Uitspraak
GERECHTSHOF DEN HAAG
Arrest van 22 juli 2014
[huurder],
STICHTING VESTIA GROEP, h.o.d.n. Vestia Den Haag Scheveningen,
Het geding
Beoordeling van het hoger beroep
[huurder] huurt sinds 1 augustus 2011 van Vestia een woning aan de [adres] in Den Haag (hierna: de woning) tegen een huurprijs van laatstelijk € 350,05 per maand.
Vanaf oktober 2012 heeft [huurder] maandelijks slechts ongeveer de helft van de verschuldigde huur betaald. Vestia heeft vervolgens bij de kantonrechter een procedure aanhangig gemaakt, waarbij zij heeft gevorderd ontbinding van de huurovereenkomst, ontruiming van de woning, betaling van de huurachterstand, rente en buitengerechtelijke incassokosten ad € 178,50. De kantonrechter heeft deze vorderingen bij het thans bestreden vonnis van 28 november 2012, uitvoerbaar bij voorraad, toegewezen. De kantonrechter heeft daarbij het beroep van [huurder] op opschorting wegens gebreken vanaf aanvang van de huurovereenkomst (een ernstige muizenplaag en overige gebreken) afgewezen. De kantonrechter heeft daartoe, kort gezegd, overwogen dat de muizenplaag inmiddels is bestreden, terwijl Vestia voldoende inspanningen heeft verricht om de overige gebreken te herstellen. [huurder] heeft de woning in januari 2013 ontruimd.

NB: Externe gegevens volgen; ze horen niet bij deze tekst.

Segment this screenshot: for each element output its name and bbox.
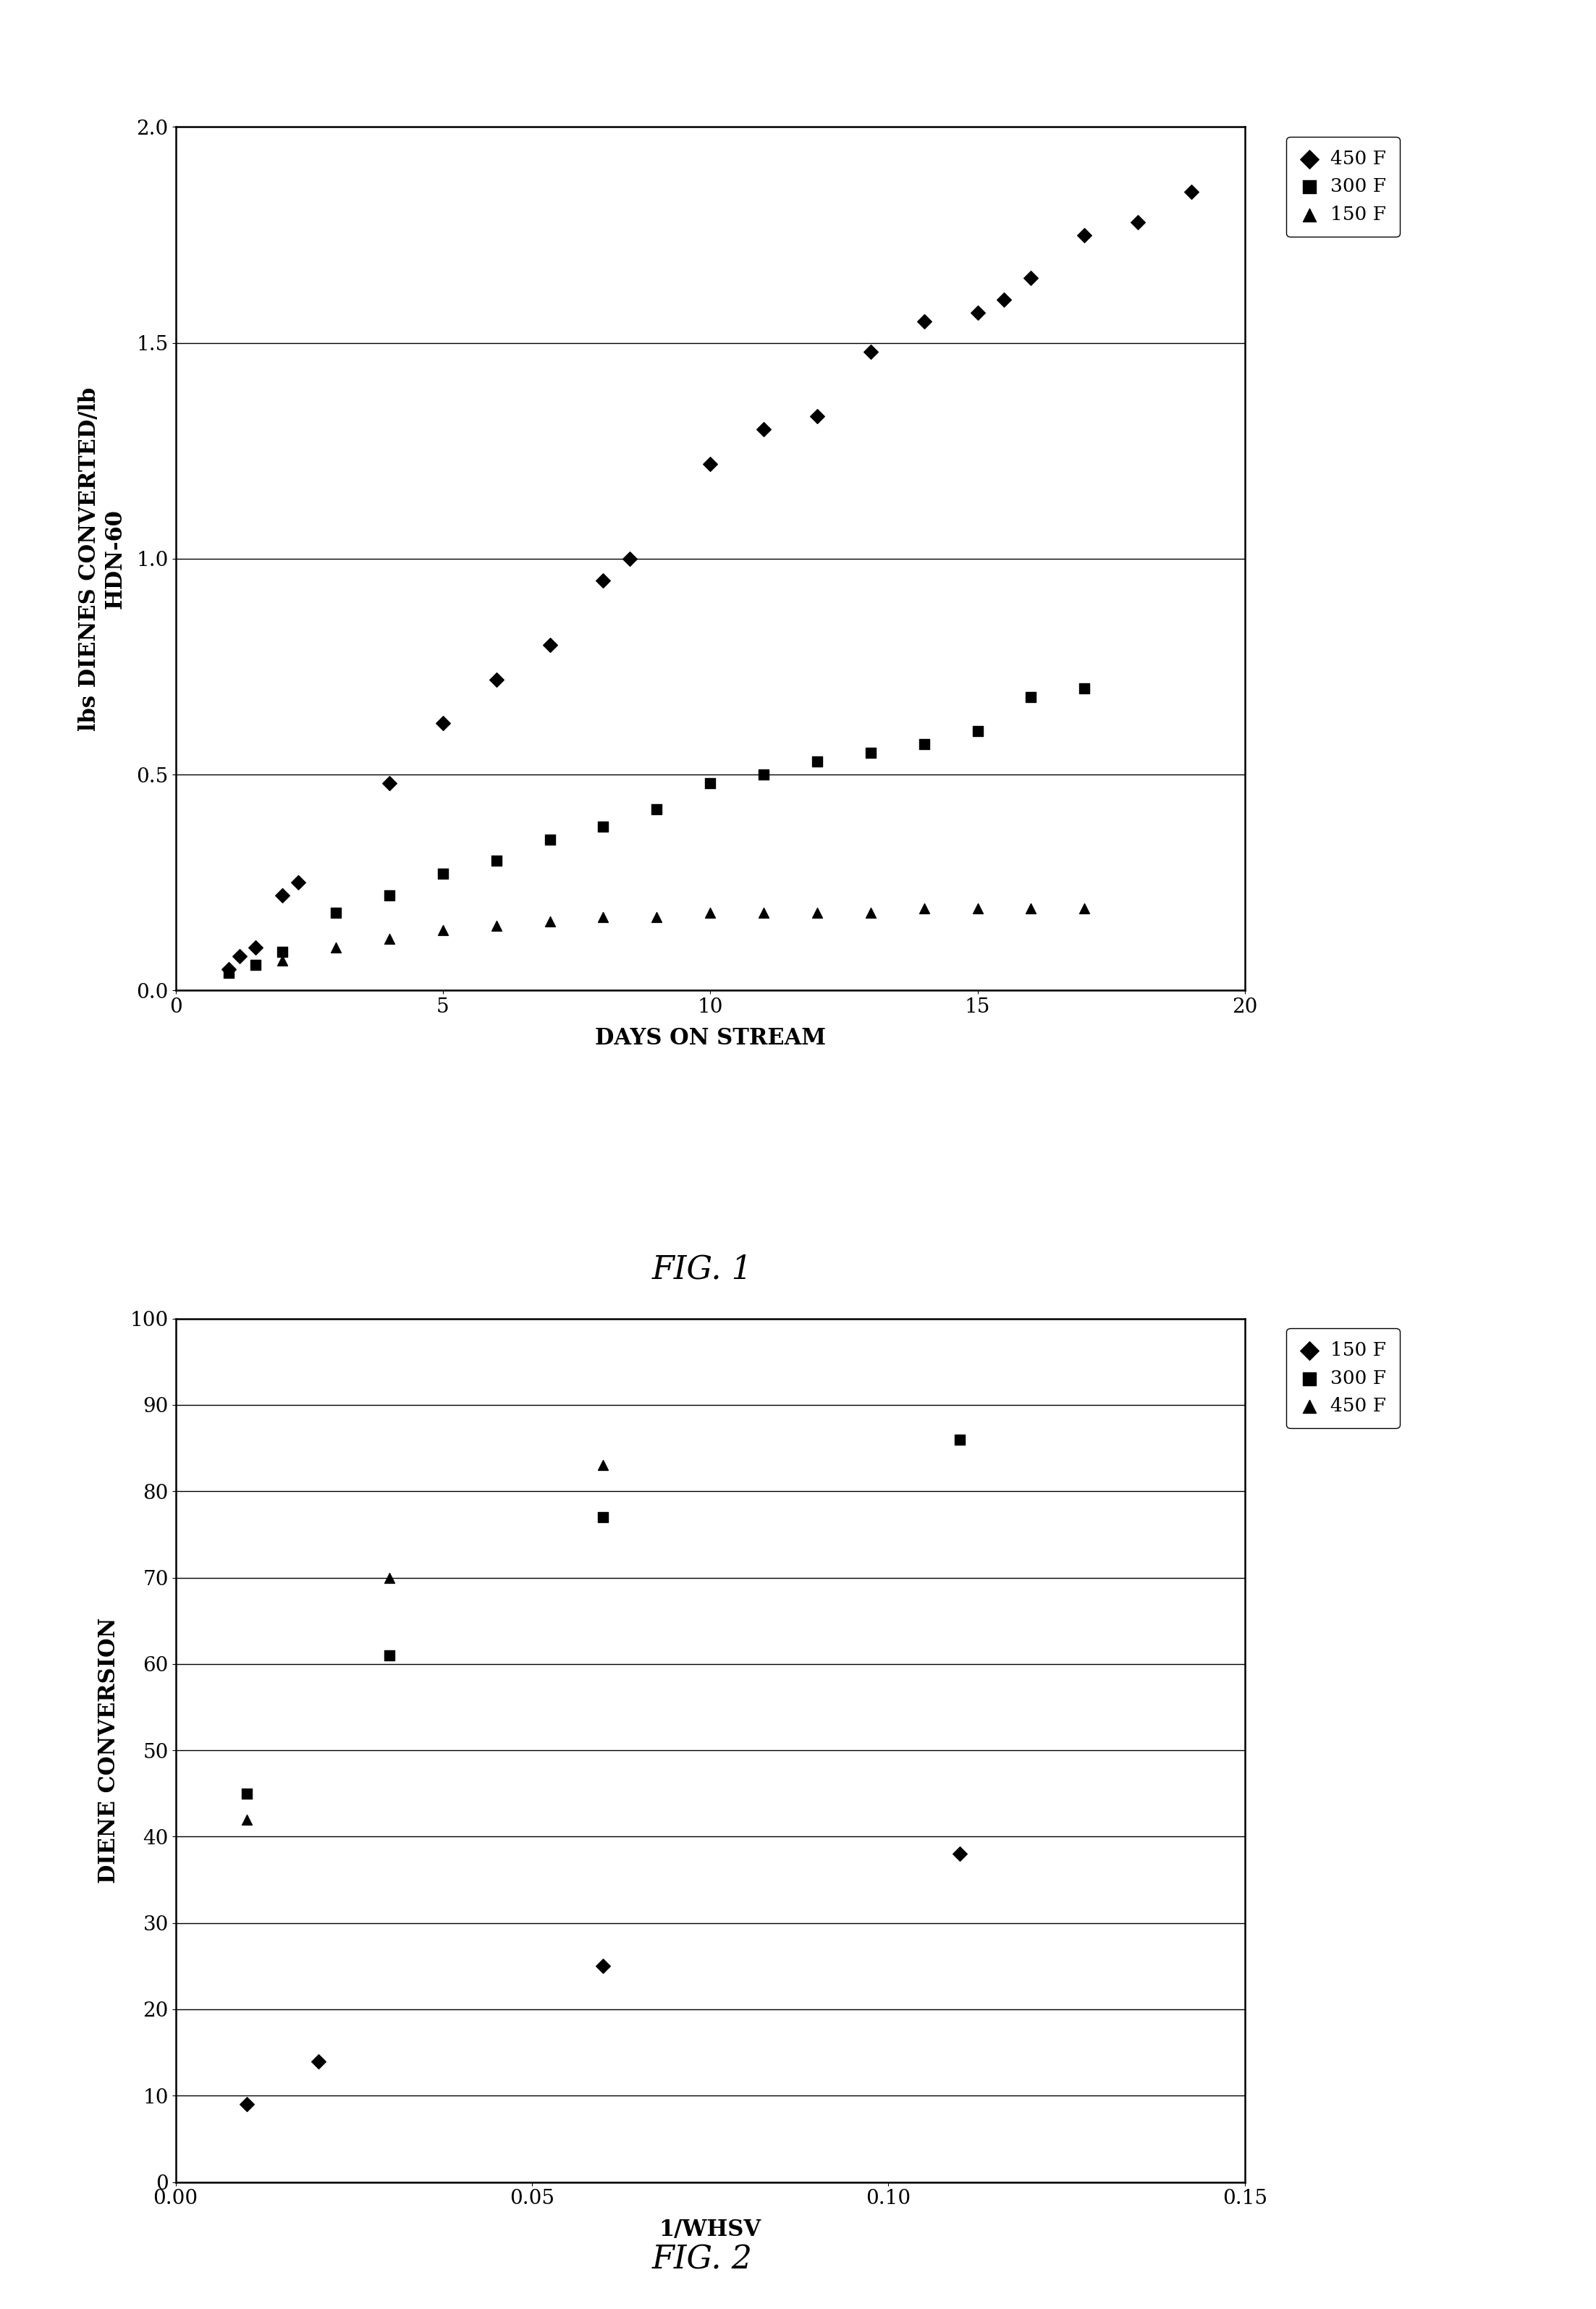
Legend: 450 F, 300 F, 150 F: 450 F, 300 F, 150 F [1286, 136, 1400, 238]
150 F [322, 928, 350, 965]
150 F [752, 894, 777, 931]
300 F [431, 854, 456, 891]
300 F [217, 954, 243, 991]
X-axis label: 1/WHSV: 1/WHSV [659, 2219, 761, 2242]
300 F [377, 877, 402, 914]
150 F [1073, 889, 1098, 926]
150 F [804, 894, 830, 931]
X-axis label: DAYS ON STREAM: DAYS ON STREAM [595, 1028, 825, 1051]
300 F [591, 1499, 616, 1535]
300 F [322, 894, 350, 931]
150 F [484, 907, 509, 944]
150 F [235, 2085, 260, 2122]
450 F [377, 764, 402, 801]
150 F [1018, 889, 1044, 926]
Text: FIG. 1: FIG. 1 [651, 1254, 753, 1286]
450 F [1018, 259, 1044, 296]
150 F [305, 2043, 330, 2080]
Y-axis label: lbs DIENES CONVERTED/lb
HDN-60: lbs DIENES CONVERTED/lb HDN-60 [78, 386, 126, 730]
450 F [991, 282, 1017, 319]
450 F [804, 397, 830, 434]
150 F [431, 912, 456, 949]
Legend: 150 F, 300 F, 450 F: 150 F, 300 F, 450 F [1286, 1328, 1400, 1429]
300 F [235, 1776, 260, 1813]
300 F [804, 743, 830, 780]
Text: FIG. 2: FIG. 2 [651, 2244, 753, 2277]
150 F [645, 898, 670, 935]
450 F [1125, 203, 1151, 240]
300 F [645, 790, 670, 827]
450 F [697, 446, 723, 483]
300 F [697, 764, 723, 801]
300 F [243, 947, 268, 984]
150 F [591, 898, 616, 935]
450 F [270, 877, 295, 914]
150 F [270, 942, 295, 979]
150 F [536, 903, 562, 940]
450 F [859, 332, 884, 369]
300 F [1018, 679, 1044, 716]
450 F [618, 540, 643, 577]
300 F [964, 713, 990, 750]
450 F [484, 660, 509, 697]
450 F [1073, 217, 1098, 254]
300 F [484, 843, 509, 880]
300 F [591, 808, 616, 845]
450 F [227, 937, 252, 974]
300 F [536, 822, 562, 859]
150 F [964, 889, 990, 926]
300 F [946, 1420, 972, 1457]
150 F [697, 894, 723, 931]
450 F [591, 1448, 616, 1485]
450 F [217, 951, 243, 988]
150 F [946, 1836, 972, 1873]
300 F [377, 1637, 402, 1674]
300 F [270, 933, 295, 970]
450 F [286, 864, 311, 901]
450 F [377, 1559, 402, 1596]
450 F [431, 704, 456, 741]
450 F [911, 302, 937, 339]
450 F [752, 411, 777, 448]
450 F [1178, 173, 1205, 210]
150 F [591, 1949, 616, 1986]
150 F [911, 889, 937, 926]
Y-axis label: DIENE CONVERSION: DIENE CONVERSION [97, 1616, 120, 1884]
300 F [859, 734, 884, 771]
150 F [859, 894, 884, 931]
450 F [243, 928, 268, 965]
450 F [235, 1801, 260, 1838]
300 F [752, 755, 777, 792]
150 F [377, 921, 402, 958]
300 F [1073, 670, 1098, 707]
300 F [911, 725, 937, 762]
450 F [964, 293, 990, 330]
450 F [591, 561, 616, 598]
450 F [536, 626, 562, 663]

In het licht hiervan neemt het hof als vaststaand aan dat er sprake was van een gebrek en dat gedurende de muizenplaag sprake was van vermindering van huurgenot bij [huurder]. Enige opschorting van de huurpenningen was dan ook gerechtvaardigd, maar de mate waarin (de helft van de huursom) en met name de lange duur ervan – ook nadat de muizenplaag was verholpen – is buitenproportioneel geweest en voldoet niet aan de hiervóór in rechtsoverweging 5 genoemde maatstaf. [huurder] heeft nog gesteld dat de overige door hem genoemde gebreken (defecte bel, ontbrekende plinten op toilet, ontbrekende kitnaden, schimmelplekken slaapkamer, verzakte vloer woonkamer, lekkageschade plafond gang) de voortdurende opschorting rechtvaardigden. Deze stelling gaat niet op. Niet alleen heeft Vestia onweersproken gesteld dat zij vóór de comparitie in eerste aanleg al meerdere afspraken met [huurder] heeft proberen te maken, maar dat [huurder] steeds niet thuis gaf of niet wilde meewerken, maar ook staat vast dat Vestia, nadat ter comparitie afspraken waren gemaakt, diverse malen een aannemer/de reparatiedienst heeft ingeschakeld om de gebreken op te nemen en uit te voeren, maar dat [huurder] geweigerd heeft de voorgestelde werkzaamheden te laten verrichten. Ook staat vast dat Vestia een schoonmaakbedrijf heeft langs gestuurd. Onder deze omstandigheden is het naar maatstaven van redelijkheid en billijkheid onaanvaardbaar om Vestia tegen te werpen dat er nog sprake was van gebreken, nu het herstel ervan door [huurder] zelf werd belemmerd. Dit wordt niet anders door de stelling van [huurder] (memorie van grieven 11, 12 en 22) dat de voorgestelde werkzaamheden – kort gezegd – slechts oppervlakkig waren en louter dienden ter camouflage van de werkelijke problemen. Niet alleen wordt dit door Vestia bestreden, maar bovendien moet [huurder] aan Vestia tenminste de gelegenheid bieden tot afdoende herstel. Hiervan is geen, dan wel onvoldoende sprake geweest.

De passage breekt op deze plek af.